Rebuilding a once-great racing name: The return of Lola Cars
Enlarge / A Lola Mk1 in the foreground and a Lola B12/60 from 2012 in the background. (credit: Lola Cars)
When I first heard of the plan to revive Lola Cars, I had some trepidation. In these days of SPAC-powered exuberance and blockchain hype, it would be pretty easy for a company to take the cynical approach: Design (if not necessarily ever build) a ludicrously expensive electric hypercar and maybe some NFTs and wait for the hype to roll in. Thankfully, those ideas couldn't be further from the new owner's plans.
"Simply put, our plan is to bring Lola back to a former version of itself. To me, that means being a design and engineering force in modern motorsport," explained Till Bechtolsheimer, an investor and amateur racing driver who bought the company's assets in June.
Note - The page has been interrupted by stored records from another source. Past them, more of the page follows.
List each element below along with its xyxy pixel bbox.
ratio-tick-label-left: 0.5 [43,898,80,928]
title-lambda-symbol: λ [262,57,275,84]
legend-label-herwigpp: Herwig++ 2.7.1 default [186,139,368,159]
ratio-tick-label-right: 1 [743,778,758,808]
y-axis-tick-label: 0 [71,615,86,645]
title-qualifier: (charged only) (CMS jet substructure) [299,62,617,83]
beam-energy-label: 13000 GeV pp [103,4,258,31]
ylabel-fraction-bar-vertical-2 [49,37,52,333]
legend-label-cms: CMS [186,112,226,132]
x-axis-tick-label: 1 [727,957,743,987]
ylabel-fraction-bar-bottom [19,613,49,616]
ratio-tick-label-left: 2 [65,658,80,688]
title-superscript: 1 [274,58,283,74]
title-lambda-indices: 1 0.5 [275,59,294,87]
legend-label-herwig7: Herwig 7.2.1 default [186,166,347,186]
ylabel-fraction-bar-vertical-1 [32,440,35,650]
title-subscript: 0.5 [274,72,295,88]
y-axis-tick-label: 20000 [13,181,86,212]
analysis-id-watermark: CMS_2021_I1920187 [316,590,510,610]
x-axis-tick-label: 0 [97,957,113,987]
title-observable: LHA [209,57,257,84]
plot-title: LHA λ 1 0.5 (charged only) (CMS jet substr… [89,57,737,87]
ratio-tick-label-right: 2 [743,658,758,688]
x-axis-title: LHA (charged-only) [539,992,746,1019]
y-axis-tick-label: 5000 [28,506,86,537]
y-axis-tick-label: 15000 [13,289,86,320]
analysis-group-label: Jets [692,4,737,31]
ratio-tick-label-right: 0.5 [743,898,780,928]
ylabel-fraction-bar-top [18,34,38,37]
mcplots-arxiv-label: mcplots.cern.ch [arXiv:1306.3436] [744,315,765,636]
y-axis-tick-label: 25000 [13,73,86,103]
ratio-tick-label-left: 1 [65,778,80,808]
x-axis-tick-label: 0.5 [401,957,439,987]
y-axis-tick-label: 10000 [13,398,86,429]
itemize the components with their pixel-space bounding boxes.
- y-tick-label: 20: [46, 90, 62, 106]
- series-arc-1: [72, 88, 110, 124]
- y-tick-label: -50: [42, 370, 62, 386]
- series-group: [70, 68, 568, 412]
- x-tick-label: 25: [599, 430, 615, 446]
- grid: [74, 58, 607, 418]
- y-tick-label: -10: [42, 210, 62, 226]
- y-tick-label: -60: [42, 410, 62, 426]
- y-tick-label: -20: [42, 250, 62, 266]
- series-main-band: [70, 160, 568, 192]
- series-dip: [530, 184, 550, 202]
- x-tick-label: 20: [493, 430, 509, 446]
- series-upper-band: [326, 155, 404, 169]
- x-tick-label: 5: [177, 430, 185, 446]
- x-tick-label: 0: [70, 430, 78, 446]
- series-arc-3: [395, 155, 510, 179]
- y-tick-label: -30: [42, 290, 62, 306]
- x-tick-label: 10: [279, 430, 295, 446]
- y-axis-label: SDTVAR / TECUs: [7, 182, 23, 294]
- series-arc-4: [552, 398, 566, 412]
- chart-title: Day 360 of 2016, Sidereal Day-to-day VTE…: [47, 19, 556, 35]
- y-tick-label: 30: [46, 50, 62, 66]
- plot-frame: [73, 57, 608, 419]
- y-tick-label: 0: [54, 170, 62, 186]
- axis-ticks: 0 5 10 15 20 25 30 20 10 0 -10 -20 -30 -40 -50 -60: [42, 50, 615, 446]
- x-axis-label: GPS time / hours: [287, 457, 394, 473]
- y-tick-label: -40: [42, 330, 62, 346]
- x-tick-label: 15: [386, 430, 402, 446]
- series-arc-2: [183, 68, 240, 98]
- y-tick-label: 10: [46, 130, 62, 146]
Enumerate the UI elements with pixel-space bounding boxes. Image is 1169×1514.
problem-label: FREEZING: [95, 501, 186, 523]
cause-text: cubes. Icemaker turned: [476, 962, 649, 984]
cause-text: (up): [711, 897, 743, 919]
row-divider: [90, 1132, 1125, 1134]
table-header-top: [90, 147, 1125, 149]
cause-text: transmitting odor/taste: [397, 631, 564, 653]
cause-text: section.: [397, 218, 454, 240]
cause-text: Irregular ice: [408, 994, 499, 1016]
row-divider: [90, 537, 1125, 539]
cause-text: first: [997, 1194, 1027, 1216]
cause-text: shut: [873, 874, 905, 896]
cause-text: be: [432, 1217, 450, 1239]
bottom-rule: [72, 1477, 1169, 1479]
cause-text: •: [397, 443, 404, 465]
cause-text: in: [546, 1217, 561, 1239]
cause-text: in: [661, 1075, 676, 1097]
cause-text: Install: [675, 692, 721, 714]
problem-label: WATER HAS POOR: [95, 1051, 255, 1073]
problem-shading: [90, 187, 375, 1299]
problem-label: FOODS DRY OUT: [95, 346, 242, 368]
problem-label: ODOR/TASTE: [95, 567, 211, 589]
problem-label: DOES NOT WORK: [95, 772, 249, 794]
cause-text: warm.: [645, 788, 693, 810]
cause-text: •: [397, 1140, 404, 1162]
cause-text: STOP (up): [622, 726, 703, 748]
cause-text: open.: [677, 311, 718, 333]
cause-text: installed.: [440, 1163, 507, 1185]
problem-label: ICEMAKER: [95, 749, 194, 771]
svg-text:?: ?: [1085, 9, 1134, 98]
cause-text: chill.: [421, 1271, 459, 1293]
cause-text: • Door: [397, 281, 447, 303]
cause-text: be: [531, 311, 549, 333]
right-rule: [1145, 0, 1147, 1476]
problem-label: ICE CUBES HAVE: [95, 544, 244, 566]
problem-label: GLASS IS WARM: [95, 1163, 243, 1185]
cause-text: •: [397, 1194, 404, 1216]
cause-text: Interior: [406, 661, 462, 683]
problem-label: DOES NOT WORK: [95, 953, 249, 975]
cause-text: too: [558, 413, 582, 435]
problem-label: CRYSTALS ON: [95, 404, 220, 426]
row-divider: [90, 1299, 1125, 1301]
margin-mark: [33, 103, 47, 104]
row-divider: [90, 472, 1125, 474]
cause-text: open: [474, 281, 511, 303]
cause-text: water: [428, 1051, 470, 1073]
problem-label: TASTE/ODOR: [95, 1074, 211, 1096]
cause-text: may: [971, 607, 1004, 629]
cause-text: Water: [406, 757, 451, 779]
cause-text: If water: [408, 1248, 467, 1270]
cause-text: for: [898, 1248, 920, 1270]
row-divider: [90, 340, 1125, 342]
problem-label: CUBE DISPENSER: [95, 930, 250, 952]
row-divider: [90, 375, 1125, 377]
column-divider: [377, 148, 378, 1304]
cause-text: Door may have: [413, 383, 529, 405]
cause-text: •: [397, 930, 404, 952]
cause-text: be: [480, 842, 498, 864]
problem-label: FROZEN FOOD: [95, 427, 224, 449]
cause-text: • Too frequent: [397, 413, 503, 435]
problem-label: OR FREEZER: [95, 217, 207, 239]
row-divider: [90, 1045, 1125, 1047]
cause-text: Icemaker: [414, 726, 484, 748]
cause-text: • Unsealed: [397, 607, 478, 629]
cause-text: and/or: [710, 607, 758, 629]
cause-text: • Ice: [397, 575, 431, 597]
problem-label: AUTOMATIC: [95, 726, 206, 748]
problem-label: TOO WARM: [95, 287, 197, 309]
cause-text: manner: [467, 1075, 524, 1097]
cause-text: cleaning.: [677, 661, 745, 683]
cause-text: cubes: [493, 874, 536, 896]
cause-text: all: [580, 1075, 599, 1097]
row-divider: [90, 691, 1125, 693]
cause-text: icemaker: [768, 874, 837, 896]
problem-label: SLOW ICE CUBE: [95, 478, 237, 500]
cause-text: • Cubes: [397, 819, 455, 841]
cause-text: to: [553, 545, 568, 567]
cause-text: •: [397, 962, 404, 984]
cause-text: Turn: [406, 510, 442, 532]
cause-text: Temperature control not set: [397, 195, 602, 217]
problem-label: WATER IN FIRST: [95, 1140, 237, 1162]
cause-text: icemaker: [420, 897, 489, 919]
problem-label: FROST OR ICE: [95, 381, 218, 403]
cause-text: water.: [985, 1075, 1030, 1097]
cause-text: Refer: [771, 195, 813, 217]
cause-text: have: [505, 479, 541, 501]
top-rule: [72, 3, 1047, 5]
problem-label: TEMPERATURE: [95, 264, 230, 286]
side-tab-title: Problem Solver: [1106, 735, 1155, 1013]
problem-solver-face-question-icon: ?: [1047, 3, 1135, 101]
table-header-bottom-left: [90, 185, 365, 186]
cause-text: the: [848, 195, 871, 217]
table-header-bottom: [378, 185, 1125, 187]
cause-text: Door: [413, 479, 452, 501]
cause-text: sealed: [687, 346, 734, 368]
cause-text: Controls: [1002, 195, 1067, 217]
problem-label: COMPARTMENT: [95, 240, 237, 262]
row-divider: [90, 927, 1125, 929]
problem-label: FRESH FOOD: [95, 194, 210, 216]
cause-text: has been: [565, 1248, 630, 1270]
Older racing fans will know the Lola name. The company was founded in the UK in 1958 by Eric Broadley, and by 1962, it had entered Formula 1 as a constructor, though never with much success. A pair of second-place finishes for John Surtees that year were the best results Lola-built F1 cars could muster, and the company's planned return to the sport in 1997 with the backing of MasterCard was a complete fiasco that ended when neither of the company's cars qualified for that year's opening race in Australia.